COLOMBO, Sri Lanka, April 16
(CDN) —
Buddhist mobs attacked several churches in Sri Lanka last week, threatening to kill a pastor in the southern province of Hambanthota and ransacking a 150-year-old Methodist church building in the capital.
On April 8, four Buddhist extremists approached the home of pastor Pradeep Kumara in Weeraketiya, Hambanthota district, calling for him to come out and threatening to kill him. The pastor said his wife, at home alone with their two children, phoned him immediately but by the time he returned, the men had left.
Half an hour later, Kumar said, the leader of the group phoned him and again threatened to kill him if he did not leave the village by the following morning. Later that night the group leader returned to the house and ordered the pastor to come out, shouting, “I didn’t bring my gun tonight because if I had it with me, I would use it!”
“My children were frightened,” Kumara said. “I tried to reason with him to go away, but he continued to bang on the door and threaten us.”
Police soon arrived on the scene and arrested the instigator but released him the following day.
Subsequently the attacker gathered Buddhist monks and other villagers together and asked them to sign a petition against the church, Kumar said.
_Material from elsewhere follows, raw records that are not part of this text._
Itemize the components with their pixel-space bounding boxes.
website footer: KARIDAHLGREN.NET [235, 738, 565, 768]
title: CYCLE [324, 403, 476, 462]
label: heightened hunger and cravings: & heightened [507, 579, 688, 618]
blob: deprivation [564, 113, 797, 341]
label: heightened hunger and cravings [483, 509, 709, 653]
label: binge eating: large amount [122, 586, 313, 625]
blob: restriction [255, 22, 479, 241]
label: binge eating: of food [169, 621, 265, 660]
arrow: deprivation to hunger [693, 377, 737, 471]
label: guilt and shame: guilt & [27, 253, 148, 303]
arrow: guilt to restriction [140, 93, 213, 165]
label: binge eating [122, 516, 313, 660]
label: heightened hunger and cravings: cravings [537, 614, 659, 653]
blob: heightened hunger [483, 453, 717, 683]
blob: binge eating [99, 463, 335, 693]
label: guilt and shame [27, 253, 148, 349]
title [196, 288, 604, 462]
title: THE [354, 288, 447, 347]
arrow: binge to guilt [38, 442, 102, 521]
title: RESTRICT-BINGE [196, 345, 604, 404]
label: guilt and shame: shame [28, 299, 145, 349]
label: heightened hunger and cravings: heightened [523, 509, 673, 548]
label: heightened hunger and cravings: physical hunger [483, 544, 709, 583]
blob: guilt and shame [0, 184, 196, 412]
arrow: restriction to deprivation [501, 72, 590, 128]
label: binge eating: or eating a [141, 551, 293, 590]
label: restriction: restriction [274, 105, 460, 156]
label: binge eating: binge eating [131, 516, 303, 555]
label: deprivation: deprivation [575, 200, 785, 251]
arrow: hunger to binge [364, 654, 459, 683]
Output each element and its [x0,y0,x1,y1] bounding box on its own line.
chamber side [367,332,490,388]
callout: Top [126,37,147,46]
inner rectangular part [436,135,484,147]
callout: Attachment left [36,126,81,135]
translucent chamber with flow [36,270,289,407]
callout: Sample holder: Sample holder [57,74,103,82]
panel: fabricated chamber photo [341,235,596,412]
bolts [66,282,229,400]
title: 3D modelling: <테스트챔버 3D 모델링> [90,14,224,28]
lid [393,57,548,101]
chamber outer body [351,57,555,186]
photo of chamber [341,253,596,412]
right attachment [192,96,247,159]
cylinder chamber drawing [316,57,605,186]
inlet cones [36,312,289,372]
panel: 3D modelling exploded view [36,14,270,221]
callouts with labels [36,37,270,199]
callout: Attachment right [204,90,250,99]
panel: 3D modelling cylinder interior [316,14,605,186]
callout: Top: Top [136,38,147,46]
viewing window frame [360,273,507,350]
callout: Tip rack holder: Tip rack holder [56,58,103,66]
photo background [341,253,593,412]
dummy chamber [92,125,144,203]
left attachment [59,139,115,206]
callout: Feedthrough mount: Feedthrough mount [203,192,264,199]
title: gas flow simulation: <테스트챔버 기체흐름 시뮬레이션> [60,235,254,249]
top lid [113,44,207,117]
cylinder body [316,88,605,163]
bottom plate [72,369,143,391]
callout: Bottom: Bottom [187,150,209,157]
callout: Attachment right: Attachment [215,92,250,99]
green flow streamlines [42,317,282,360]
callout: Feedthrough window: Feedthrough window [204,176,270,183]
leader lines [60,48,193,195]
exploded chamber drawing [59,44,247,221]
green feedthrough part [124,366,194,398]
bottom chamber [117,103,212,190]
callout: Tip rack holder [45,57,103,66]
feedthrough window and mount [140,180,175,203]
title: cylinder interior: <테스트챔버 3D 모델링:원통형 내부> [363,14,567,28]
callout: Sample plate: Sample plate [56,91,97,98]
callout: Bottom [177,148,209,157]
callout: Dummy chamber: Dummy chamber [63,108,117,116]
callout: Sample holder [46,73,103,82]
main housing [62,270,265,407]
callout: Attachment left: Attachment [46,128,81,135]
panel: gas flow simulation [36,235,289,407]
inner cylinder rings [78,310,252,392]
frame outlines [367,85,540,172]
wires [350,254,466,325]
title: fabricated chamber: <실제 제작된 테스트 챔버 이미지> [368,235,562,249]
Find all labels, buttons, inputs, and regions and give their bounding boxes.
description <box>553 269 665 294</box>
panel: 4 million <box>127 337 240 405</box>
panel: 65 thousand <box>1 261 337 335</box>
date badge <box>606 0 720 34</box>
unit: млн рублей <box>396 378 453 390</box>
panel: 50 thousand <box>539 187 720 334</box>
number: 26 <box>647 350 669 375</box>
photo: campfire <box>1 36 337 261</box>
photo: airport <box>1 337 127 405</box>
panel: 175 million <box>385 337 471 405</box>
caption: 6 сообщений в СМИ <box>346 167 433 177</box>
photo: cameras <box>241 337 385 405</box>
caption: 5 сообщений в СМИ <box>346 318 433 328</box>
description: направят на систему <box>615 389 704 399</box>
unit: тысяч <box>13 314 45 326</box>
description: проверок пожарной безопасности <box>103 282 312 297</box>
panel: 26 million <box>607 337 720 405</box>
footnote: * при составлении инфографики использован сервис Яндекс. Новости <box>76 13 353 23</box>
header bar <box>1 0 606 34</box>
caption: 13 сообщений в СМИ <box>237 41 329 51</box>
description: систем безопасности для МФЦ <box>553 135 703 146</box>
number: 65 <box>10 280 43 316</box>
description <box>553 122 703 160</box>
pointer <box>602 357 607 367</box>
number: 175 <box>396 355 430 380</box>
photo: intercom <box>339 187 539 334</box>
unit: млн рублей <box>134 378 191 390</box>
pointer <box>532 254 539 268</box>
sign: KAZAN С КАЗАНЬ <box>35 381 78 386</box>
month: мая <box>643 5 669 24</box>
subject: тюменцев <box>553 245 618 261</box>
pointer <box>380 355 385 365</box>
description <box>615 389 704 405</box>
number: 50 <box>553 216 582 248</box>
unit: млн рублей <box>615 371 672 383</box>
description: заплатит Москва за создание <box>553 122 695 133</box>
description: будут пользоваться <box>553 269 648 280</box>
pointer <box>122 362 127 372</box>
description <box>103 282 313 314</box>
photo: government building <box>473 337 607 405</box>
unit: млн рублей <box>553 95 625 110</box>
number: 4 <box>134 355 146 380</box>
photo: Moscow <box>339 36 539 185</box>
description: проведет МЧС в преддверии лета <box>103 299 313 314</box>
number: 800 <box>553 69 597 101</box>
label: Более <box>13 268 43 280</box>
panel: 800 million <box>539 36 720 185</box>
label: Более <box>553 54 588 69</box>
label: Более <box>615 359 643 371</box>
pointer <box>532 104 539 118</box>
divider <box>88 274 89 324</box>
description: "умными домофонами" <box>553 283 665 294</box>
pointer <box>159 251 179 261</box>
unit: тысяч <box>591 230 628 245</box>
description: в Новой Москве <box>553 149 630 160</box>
Protestors then warned the pastor’s landlord that they would destroy the house if he did not evict the pastor’s family by the end of the month.
Fearing violence, Kumara said he canceled Good Friday and Easter Sunday services and evacuated his children to a safer location.
Methodist Building Ransacked
Earlier, on Palm Sunday (April 5), another group of men broke into the 150-year-old Pepiliyana Methodist Church in Colombo after congregants concluded an Easter procession.
The gang entered through the back door and windows of the building late that night; witnesses said they saw them load goods into a white van parked outside the church early the next morning.
“They removed everything, including valuable musical instruments, a computer, Bibles, hymn books and all the church records,” said the Rev. Surangika Fernando.
The church had no known enemies and enjoyed a good relationship with other villagers, Rev. Fernando said, adding that the break-in appeared to be more than a simple robbery.
“My desk was completely cleaned out,” he said. “They took important documents with details of parishioners such as baptism and marriage records, which are of no value to thieves. They even took what was in my wastepaper basket.”
Local police agreed that robbery was an unlikely motive and that opponents from outside the area were the most likely culprits. Investigations were continuing at press time.
Finally, anti-Christian mobs in Vakarai, eastern Batticaloa district, intimidated church members gathering for several worship services during Holy Week.
“What can we do?” pastor Kanagalingam Muraleetharan told Compass. “The authorities and the police say we have the right to worship, but the reality is that people are threatened.”
The Easter incidents are the latest in a long series of attacks against churches and Christian individuals in recent years, many of them instigated by Buddhist monks who decry the growth of Christianity in the country.
Members of Sri Lanka’s Parliament may soon enact an anti-conversion bill designed to restrict religious conversions. Human rights organizations and Christian groups have criticized the vague terminology of the legislation that, if passed, may invite misapplication against religious activity.
The draft “Bill for the Prohibition of Forcible Conversions” was referred to a consultative committee of the Ministry of Religious Affairs in February for further deliberation, prior to a final reading and vote. (See www.compassdirect.org, “Parliament to Vote on Anti-Conversion Laws,” Jan. 26.)
According to the most recent government census, Protestant Christians number less than 1 percent of the total population in Sri Lanka, but they remain the primary target of religiously motivated violence and intimidation.